Work of Photographer Behind WWII Image Returns to Russia

MOSCOW (AP) —

The photograph of Red Army soldiers raising the Soviet flag atop Germany’s Reichstag after the Nazis’ defeat is imprinted on the memory of almost every Russian.

Now, nearly 72 years after Yevgeni Khaldei captured the enduring image, Russians are getting to view some of the photographer’s previously unseen work.

The show of Khaldei’s work that opened Wednesday at Moscow’s House of Photography comes after a 15-year court fight by his daughter Anna to regain family control of his negatives and prints.

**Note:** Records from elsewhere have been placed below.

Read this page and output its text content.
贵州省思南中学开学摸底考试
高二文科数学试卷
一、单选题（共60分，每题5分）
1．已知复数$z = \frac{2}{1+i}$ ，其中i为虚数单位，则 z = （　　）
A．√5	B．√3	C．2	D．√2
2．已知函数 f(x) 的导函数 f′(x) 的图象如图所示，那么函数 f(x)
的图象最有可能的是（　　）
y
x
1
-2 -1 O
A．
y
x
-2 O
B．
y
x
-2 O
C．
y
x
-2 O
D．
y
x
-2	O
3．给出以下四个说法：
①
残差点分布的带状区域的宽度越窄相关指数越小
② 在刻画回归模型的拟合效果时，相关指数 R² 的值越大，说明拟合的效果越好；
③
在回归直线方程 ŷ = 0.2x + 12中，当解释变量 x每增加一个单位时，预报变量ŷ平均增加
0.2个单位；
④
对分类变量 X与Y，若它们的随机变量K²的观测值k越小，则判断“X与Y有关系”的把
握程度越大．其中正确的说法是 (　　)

A few months before Khaldei died in 1997, he signed an agreement with a New York photojournalist to become his agent; the agent later claimed ownership of the negatives.

“It was a typical story of things that got lost or misplaced or improperly treated among the ruins of the Soviet Union,” Anna Khladei’s lawyer, Daniel Rothstein, told The Associated Press.

Khaldei’s Reichstag photo was inspired by Associated Press photographer Joe Rosenthal’s iconic shot of U.S. soldiers raising the American flag on Iwo Jima; Khaldei even made sure to bring his own flag to Berlin as the Soviet soldiers closed in on the Nazis.

One of the pieces in the current exhibit shows Khaldei and Rosenthal together, in which each holds a print of his own famous photo.